You are a pioneer when it comes to uniting art, creativity and gastronomy. You once started that crazy project of yours with a restaurant in a hot air balloon. I thought that was bold, after all. Not only are you highly sensitive, but you have balls.

‘But that comes from the kitchen. Just do it! The kitchen is action. CuliAir has been around for seventeen years. I’m going to keep doing that until I die because it’s my restaurant in the sky. I don’t want to lose that feeling of my own restaurant as long as I live.’

What else does your journey look like?

‘I’ve been working at my Galerie Culinaire for two years now with the Art & Eat tastings where I can taste and philosophize with guests about food. About that one mussel, for example. Then you open it up, then you see beautiful colors, mother of pearl, white, gray. Guests buy a ticket in advance, sit down and receive a performance. That goes well and I will continue to do it. I will also continue with CuliAir. The balloon has been completely restyled. We’ve turned the basket into a sky bar, so beautiful.
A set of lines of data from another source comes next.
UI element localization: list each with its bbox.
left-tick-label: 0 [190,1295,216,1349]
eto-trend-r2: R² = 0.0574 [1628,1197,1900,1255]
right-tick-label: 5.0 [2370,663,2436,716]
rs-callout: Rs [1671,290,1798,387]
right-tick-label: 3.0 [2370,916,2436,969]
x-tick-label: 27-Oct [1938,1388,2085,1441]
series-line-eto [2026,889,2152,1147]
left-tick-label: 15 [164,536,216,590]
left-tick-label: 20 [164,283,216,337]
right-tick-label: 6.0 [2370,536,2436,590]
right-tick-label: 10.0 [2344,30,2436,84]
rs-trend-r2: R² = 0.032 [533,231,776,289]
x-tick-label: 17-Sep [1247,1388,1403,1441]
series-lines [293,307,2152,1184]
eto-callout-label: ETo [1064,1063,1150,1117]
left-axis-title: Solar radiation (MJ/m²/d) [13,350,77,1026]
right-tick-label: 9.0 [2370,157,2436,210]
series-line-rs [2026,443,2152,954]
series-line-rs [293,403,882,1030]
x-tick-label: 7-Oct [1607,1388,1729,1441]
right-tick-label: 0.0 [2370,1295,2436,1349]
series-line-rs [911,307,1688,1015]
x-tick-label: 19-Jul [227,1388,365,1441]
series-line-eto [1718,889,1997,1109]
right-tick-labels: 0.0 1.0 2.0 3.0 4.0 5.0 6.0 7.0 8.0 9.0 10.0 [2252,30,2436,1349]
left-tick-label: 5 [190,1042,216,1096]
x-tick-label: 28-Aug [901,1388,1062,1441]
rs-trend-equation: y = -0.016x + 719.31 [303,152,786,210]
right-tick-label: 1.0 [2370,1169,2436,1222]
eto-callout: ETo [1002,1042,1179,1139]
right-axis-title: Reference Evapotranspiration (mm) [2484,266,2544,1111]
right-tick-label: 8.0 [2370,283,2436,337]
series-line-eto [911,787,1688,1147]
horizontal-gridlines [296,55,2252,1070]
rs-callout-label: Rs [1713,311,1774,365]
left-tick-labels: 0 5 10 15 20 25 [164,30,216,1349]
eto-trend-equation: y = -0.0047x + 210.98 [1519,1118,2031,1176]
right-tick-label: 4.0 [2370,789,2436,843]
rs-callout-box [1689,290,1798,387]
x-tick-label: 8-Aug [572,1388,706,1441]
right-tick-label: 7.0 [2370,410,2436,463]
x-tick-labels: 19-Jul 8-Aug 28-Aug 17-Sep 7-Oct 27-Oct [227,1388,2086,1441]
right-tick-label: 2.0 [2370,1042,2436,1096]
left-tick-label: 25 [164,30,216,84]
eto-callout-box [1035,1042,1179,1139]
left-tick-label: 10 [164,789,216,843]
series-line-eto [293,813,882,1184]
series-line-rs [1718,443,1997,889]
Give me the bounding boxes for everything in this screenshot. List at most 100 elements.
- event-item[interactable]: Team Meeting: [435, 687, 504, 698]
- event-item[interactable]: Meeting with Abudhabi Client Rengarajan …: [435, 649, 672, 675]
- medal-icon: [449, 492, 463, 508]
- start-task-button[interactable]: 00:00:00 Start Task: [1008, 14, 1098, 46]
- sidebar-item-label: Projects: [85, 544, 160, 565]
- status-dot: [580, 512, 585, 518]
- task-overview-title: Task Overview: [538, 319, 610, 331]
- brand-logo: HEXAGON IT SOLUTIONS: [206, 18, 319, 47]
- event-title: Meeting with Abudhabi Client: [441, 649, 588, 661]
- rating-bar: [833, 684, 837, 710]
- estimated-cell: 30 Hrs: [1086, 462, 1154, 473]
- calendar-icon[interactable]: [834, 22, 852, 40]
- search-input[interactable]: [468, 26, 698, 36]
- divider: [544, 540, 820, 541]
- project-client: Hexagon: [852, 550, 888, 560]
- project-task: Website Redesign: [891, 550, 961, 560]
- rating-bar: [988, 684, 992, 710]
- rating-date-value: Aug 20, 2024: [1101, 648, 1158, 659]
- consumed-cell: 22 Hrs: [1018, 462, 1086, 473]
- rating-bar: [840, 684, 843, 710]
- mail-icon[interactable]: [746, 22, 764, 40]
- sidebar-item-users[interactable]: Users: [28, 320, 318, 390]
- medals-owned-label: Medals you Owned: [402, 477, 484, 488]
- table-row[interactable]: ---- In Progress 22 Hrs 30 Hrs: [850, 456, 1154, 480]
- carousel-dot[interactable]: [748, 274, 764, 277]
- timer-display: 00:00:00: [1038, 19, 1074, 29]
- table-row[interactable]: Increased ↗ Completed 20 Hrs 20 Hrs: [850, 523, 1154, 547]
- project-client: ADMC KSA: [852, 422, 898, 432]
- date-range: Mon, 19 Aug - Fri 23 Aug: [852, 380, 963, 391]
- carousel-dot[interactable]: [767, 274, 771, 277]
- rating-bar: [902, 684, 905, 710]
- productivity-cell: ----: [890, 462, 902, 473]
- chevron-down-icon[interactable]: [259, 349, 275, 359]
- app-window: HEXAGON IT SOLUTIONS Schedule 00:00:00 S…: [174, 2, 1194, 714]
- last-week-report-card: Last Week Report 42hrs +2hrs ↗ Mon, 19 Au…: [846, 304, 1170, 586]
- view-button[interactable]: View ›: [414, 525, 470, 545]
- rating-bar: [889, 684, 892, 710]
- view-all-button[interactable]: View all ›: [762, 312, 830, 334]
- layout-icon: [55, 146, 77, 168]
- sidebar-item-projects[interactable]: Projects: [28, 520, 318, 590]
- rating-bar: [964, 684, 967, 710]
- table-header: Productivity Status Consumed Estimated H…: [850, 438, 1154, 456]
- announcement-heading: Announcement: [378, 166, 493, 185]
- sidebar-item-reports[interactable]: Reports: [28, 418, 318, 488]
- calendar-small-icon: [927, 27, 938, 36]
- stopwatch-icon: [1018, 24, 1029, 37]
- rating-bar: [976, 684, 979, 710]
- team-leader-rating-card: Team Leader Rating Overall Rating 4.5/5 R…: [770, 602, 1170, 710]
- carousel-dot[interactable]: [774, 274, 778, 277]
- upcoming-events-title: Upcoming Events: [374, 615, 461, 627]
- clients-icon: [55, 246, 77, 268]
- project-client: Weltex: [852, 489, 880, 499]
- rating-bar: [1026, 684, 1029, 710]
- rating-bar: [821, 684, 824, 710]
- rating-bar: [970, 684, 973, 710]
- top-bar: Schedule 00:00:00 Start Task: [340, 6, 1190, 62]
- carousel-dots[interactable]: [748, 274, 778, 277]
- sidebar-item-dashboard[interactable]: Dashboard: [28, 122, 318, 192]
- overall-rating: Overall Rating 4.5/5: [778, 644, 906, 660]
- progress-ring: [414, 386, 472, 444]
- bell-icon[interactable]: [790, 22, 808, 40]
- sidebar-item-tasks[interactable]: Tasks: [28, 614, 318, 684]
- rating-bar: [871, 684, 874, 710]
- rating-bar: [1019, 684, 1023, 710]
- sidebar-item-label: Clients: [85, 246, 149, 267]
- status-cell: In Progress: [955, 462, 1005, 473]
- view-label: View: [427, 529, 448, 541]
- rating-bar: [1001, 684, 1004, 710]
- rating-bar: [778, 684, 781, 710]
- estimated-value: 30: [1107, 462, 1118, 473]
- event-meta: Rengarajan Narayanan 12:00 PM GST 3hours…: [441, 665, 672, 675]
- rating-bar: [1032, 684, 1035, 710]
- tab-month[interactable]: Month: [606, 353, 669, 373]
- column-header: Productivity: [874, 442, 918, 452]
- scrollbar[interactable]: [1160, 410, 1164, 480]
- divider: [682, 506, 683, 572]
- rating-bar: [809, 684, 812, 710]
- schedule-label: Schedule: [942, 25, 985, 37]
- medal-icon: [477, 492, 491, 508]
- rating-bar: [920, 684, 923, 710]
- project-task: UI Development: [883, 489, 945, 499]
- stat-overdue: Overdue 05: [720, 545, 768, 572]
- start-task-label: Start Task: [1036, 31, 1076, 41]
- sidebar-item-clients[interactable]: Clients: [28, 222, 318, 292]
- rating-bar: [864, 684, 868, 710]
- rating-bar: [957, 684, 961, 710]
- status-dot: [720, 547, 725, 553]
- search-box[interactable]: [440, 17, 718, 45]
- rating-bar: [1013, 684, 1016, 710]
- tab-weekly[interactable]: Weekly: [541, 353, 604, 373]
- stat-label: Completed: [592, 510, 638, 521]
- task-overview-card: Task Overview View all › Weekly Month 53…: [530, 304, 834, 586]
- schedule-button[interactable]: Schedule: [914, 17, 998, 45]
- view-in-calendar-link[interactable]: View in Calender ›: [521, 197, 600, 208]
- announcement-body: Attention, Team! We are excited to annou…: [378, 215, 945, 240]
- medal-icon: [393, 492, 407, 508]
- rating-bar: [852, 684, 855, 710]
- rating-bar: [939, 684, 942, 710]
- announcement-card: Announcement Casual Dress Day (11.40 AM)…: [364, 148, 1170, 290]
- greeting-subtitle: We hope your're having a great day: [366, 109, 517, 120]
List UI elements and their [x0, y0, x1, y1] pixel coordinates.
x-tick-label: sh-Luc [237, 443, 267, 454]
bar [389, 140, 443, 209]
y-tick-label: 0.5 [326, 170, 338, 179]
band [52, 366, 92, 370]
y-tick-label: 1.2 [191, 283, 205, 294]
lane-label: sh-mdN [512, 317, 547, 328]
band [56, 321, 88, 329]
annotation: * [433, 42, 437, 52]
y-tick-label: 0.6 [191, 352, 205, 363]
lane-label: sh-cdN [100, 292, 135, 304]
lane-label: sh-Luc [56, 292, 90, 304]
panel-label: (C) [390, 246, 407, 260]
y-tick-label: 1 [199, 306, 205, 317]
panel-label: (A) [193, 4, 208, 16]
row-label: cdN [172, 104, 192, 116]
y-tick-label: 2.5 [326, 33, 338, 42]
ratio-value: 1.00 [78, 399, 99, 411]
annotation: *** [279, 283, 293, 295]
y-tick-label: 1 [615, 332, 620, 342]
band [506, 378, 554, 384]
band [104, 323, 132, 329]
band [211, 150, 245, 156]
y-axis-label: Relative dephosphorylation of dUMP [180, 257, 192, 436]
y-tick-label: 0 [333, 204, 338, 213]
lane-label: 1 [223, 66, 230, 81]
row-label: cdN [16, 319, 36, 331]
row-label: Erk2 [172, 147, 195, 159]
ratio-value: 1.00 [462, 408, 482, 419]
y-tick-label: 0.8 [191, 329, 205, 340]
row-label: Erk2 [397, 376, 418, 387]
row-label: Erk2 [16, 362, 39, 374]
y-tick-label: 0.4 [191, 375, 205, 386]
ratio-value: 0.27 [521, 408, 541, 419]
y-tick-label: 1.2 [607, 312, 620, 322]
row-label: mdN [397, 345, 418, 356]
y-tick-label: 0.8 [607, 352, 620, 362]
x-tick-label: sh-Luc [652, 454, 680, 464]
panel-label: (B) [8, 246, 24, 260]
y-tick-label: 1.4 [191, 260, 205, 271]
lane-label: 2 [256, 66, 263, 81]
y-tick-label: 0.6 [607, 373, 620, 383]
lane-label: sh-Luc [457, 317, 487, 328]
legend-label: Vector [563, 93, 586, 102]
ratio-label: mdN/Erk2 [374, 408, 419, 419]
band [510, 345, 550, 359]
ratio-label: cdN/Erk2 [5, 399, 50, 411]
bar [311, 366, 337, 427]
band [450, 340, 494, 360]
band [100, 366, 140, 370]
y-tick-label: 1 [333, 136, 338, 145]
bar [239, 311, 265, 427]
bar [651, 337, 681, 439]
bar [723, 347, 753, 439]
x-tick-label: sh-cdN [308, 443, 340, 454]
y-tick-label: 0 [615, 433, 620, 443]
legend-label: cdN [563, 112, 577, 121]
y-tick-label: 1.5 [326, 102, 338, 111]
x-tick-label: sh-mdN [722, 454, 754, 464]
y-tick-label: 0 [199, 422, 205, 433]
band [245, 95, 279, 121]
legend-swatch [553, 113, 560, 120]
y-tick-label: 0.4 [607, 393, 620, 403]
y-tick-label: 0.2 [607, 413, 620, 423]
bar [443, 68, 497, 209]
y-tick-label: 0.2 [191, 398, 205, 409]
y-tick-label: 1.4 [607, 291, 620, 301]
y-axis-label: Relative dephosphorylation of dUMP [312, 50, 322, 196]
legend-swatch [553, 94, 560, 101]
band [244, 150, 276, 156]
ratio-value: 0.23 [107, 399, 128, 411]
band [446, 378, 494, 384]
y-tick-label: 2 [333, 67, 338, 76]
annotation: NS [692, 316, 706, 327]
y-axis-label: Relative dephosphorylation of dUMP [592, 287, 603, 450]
What I’ve had on my desk for a few years now is the Theater of Taste. I’m going to do an hour-long performance based on the journey of five ingredients. And I want to write another book. Not a cookbook, there is an overkill of cookbooks. It’s going to be a book about creativity: how you can get that out of yourself if you cut yourself off from everything around you: television, social media, cookbooks. So where is your intrinsic creativity and individuality? Because that is your greatest strength: whether you are a chef, an entrepreneur or an artist: your individuality.

But whatever I do, I’m always looking for that same feeling that I had when cooking that perfect dinner: a composition so beautiful that you can jump out of the air. It’s the joy of being able to give something beautiful to others.’